Researchers in the UK developed and evaluated a scalable, privacy-preserving federated learning solution using affordable microcomputing for COVID-19 screening in hospitals, as published in The Lancet Digital Health.
In the field of medical artificial intelligence (AI) research, the use of patient data presents ethical, legal, and technical challenges. Federated learning provides a privacy-preserving approach, allowing the development of AI models without sharing data across organizations, making it ideal for COVID-19 screening in hospitals.
However, real hospital implementations of federated learning are rare and require technical expertise and data separation from clinical systems. Further research is needed to refine and validate the federated learning approach in different healthcare environments and address implementation challenges for broader acceptance in real clinical settings.
About the Study
The study involved the development and testing of a federated learning solution for COVID-19 screening in UK hospitals. Researchers selected four hospital groups from the National Health Service (NHS) and used Raspberry Pi 4 Model B devices for comprehensive federated learning. This setup allowed each hospital to train, calibrate, and evaluate AI models locally using anonymized patient data, ensuring privacy.

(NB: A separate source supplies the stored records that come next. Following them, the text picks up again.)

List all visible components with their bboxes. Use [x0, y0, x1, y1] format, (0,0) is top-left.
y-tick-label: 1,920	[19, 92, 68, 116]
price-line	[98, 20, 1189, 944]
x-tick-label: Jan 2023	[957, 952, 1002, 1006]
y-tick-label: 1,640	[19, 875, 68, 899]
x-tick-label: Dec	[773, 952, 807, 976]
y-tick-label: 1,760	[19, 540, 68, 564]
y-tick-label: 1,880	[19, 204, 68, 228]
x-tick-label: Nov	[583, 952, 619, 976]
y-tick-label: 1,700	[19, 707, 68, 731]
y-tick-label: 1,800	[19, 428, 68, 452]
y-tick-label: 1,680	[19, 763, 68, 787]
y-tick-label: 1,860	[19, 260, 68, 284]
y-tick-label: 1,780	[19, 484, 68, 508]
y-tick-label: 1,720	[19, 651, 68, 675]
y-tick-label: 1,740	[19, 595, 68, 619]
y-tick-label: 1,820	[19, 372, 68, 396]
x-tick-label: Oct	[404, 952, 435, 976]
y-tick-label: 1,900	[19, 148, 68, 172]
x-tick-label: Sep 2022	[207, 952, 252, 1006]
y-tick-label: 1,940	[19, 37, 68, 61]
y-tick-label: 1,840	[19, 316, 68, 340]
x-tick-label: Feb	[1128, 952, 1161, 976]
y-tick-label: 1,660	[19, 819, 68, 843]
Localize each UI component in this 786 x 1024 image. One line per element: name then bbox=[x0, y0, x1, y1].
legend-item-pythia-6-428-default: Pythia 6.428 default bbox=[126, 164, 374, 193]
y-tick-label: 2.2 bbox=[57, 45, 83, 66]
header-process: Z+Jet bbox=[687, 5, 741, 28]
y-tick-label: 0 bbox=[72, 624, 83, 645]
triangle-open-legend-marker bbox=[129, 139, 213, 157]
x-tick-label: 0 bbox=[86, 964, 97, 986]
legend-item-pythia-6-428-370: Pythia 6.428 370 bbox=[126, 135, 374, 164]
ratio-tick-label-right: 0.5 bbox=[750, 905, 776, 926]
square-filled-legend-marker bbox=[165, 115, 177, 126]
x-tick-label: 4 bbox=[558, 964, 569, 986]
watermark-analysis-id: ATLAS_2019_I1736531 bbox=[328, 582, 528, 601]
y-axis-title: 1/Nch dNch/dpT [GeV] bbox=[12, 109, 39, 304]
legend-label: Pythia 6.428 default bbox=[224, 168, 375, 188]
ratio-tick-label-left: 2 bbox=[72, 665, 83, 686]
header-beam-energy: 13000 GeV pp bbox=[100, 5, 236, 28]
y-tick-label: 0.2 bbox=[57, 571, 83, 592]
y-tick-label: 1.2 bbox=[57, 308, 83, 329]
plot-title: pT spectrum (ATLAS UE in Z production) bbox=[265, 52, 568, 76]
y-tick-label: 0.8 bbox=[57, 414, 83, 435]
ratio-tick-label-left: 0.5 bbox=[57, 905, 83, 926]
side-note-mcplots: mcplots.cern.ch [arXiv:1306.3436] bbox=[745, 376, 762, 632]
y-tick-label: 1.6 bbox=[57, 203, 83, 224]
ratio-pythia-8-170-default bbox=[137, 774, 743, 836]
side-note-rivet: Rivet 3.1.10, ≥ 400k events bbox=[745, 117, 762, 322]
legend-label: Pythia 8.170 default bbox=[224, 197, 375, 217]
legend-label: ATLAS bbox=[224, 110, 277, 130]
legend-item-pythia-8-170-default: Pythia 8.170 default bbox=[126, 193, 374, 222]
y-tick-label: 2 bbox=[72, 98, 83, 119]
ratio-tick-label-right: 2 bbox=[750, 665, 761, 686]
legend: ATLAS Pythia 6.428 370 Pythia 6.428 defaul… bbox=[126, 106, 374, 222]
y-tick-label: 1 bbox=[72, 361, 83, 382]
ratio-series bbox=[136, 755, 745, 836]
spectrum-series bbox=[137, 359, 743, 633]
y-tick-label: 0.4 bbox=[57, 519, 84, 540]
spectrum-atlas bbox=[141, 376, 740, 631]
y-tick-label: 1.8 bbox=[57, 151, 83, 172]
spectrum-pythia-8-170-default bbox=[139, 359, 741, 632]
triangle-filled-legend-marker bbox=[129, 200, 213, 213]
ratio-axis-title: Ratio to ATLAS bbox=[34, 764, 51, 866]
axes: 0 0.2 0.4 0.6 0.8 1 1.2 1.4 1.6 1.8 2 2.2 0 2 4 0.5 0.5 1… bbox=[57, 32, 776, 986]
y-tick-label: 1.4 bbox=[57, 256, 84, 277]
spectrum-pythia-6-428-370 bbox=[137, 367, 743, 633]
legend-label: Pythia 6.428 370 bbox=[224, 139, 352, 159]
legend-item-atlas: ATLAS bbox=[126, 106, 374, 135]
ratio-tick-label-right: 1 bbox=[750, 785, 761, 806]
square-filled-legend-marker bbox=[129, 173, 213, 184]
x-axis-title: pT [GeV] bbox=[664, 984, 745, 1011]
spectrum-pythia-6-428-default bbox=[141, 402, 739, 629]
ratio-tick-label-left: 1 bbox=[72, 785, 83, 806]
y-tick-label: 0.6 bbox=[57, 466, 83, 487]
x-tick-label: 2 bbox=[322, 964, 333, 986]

NHS trusts were provided with inclusion and exclusion criteria for data extraction from electronic health records. The anonymization of data was strictly carried out by clinical teams or NHS informaticians. The study utilized pre-pandemic control cohorts and a COVID-19-positive cohort for training, including vital signs, demographic data, and blood test results. Data extracts were loaded onto client devices for joint training, calibration, and evaluation.
Federated training utilized logistic regression and deep neural network classifiers. Features were pre-processed into a common format, and missing data was imputed using local median values. The FedAvg algorithm facilitated cross-hospital training by transmitting model parameters to the central server for aggregation. Local models were calibrated with the aim of a set sensitivity threshold, with evaluation results aggregated by the server.
The federated evaluation involved using potential cohorts from different hospitals. Calibration and imputation strategies varied depending on whether the sites participated in both training and evaluation or only in evaluation. Site-specific model optimization tested the adaptability of the global model, and centralized server-side evaluation verified the accuracy of federated evaluation. The study also examined the influence of individual features on model predictions.
The statistical analysis focused on comparing model performance across different configurations and training methods using measures such as AUROC, sensitivity, and specificity.
The study showed a significant increase in the AUROC of the logistic regression model. For example, OUH experienced an increase from 0.685 to 0.829, and PUH saw an increase from 0.731 to 0.865. Similarly, deep neural network models showed even more significant improvements, with AUROC values increasing from 0.574 to 0.872 at OUH and from 0.622 to 0.876 at PUH.
Three NHS trusts – OUH, UHB, and PUH – participated in this federated training and contributed data from a large patient cohort. The federated evaluation included data from patients admitted during the second wave of the pandemic, with varying COVID-19 prevalence rates and average ages at the participating sites.
External evaluation of the final global models showed both the logistic regression and deep neural network models exhibited high classification performance. Federated calibration achieved impressive sensitivities, with the logistic regression model at 83.4% and the deep neural network model at 89.7%.
The performance of these models remained stable across different evaluation sites. Notably, the deep neural network model showed a more pronounced improvement through federation compared to the logistic regression model, reaching a performance plateau after approximately 75-100 rounds.
Site-specific tuning of the global models resulted in a slight improvement in the deep neural network model at PUH. However, no significant improvement was observed for the logistic regression model, indicating a high degree of generalizability of the global models and minimal shifts in predictor distribution between sites.
Analysis of the global logistic regression model highlighted several important predictors, such as granulocyte counts and albumin concentrations, consistent with previous studies emphasizing their role in the inflammatory response. Additionally, analysis of the deep neural network model using additive Shapley explanations revealed eosinophil count as an extremely influential predictor.